Friday, January 18, 2019

Creating a Proxmox NFS Root on a
ZFS-Backed File Server...
No DHCP or TFTP Needed


Background

I decided I wanted to make my homelab mostly diskless, consolidating my storage onto a single machine. This has a number of benefits.
  • It's cheaper. Not having underutilized drives across several machines makes storage more efficient.
  • Diskless booting lets you load different images at the boot screen...even install operating systems remotely. (The latter requires DHCP/TFTP.)
  • I can manage the files of every server from one server--backups, snapshots, rollbacks are a snap. This also means that I can manage and modify configuration files and easily push them to my servers without even crossing file system lines.
  • With ZFS I get a free root overlay. I can clone servers, run the clone, and then easily see any changes with zfs diff. If I want to look for changes to /bin or /etc I can do this with a single command...and reverse them with another.
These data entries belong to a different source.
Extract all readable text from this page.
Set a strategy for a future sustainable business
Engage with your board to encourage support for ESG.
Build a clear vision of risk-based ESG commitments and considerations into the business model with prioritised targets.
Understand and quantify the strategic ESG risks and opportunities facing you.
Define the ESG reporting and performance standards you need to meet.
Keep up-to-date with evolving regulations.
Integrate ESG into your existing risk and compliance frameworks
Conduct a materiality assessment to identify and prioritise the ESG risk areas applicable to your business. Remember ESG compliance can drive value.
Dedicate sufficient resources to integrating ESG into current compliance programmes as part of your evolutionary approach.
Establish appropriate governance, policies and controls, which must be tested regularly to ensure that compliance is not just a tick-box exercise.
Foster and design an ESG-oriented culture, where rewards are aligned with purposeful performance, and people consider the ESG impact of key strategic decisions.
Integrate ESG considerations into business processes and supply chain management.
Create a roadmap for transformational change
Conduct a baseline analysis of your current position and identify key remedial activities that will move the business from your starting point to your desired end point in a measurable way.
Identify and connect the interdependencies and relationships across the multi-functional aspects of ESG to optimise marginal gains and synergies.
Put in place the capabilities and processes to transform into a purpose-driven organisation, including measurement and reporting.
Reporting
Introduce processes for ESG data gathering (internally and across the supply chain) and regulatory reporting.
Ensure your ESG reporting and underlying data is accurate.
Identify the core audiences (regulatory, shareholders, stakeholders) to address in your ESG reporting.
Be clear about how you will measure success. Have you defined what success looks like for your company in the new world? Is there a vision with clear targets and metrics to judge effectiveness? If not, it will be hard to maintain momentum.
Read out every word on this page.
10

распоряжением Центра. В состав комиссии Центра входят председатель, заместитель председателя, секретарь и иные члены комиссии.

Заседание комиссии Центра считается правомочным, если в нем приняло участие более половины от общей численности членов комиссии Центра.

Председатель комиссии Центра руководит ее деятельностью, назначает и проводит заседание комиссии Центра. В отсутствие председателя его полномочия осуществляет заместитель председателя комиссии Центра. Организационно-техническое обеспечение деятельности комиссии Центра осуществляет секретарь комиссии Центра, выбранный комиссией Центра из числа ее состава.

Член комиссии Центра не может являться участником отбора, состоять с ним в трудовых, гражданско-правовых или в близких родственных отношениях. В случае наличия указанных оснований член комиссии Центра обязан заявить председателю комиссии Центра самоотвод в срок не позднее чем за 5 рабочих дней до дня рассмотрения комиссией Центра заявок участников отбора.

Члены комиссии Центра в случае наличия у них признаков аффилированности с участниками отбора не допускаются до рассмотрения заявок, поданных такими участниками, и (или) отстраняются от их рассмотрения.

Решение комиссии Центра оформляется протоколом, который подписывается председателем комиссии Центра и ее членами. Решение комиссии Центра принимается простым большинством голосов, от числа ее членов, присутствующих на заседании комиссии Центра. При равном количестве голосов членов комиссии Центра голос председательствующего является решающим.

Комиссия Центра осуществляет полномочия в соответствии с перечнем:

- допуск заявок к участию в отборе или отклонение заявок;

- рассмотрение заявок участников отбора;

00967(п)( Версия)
However, some of my hardware doesn't play well with PXE booting and Proxmox would tend to wear out a flash drive. So I am going to show how I installed grub and the boot files on a flash drive but used an NFS root for my Proxmox servers. This also means I don't need to use a DHCP or TFTP server.

I relied heavily upon these sources, as well as others. I encourage you to look into them because their authors are more knowledgeable than I am.

My NFS server is a Debian Stretch machine backed by ZFS on Linux. If you have a different OS of file system then many of these steps are irrelevant or will have to be substantially modified.

My zpool, tank, is mounted at /srv/tank.

1. Prep the Server

Create a dataset for your remote client files and enable NFS sharing

# zfs create tank/nodes
# zfs set sharenfs="rw=@192.168.195.0/24,no_root_squash,no_subtree_check,sync" tank/nodes

I opted for sync (for now). Async is usually faster but could cause issues in the event of power loss.

async

This option allows the NFS server to violate the NFS protocol and reply to requests before any changes made by that request have been committed to stable storage (e.g. disc drive).
Using this option usually improves performance, but at the cost that an unclean server restart (i.e. a crash) can cause data to be lost or corrupted.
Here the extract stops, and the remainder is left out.